At first, said Chivers, he was hesitant to pursue the story since there was no question regarding Siatta’s guilt. It was only after looking through his service record and realizing the young Marine’s commander was a mutual friend – a commander who had given the now imprisoned soldier a glowing service recommendation – that he decided to interview him.

“Being a Marine too got him to open up,” Chivers said. “[Siatta] had killed people. He was trying to come to terms with that.”

Eventually, thanks much to Chivers’ tenacity, Siatta’s six-year prison term was reduced to a 48-month probation, after the state agreed to vacate a home invasion conviction. He was released after serving five months of his original sentence.

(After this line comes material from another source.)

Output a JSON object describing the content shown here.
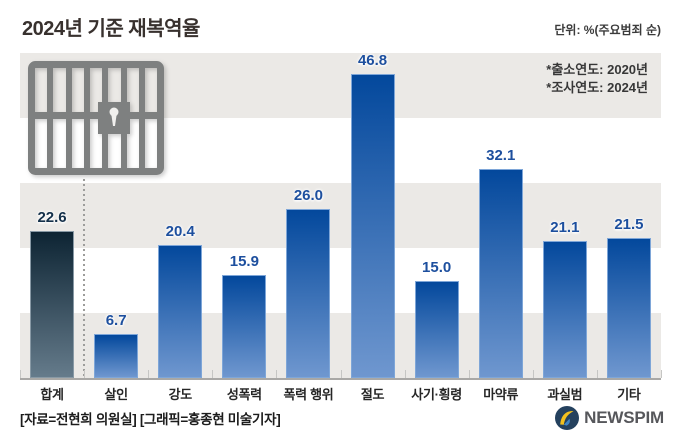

Siatta’s story, called “The Fighter,” was eventually published in New York Times Magazine in December 2016.  Many people related to the young Marine’s story of an Afghan soldier returning home and finding it next to impossible to resume a normal life.  It won Chivers the Pulitzer Prize for Feature Writing in 2017.

“Sam’s case is extreme,” Chivers said. “Most people who are struggling don’t end up breaking into other people’s houses. [But] there’s a lot of people who naturally have struggles after war.”

In addition to his work as a reporter, Chivers has authored “The Gun,” a history of automatic weapons told through the development of the AK-47. He has a new book coming out this summer called “Arc of War.” It profiles six combat veterans from 2001 to present.

Chivers is also working to relaunch The New York Times’ site “At War,” which goes live sometime this spring. He is hopeful it will encourage people to connect not only with veterans, but with soldiers, refugees and others experiencing war in the world.

“There’s a disconnect between our values and our activities,” Chivers said. “War is a human activity. It is inhumane. War should be understood through the human beings who participated in it. And you need to have empathy for these people.”

MTSU presents special lectures in the Pulitzer Prize series every fall and spring, most recently welcoming journalists discussing their award-winning coverage of election fact-checking, America’s opioid crisis, U.S. police shootings and the new civil rights movement. The events are sponsored by the John Seigenthaler Chair of Excellence in First Amendment Studies and the College of Media and Entertainment.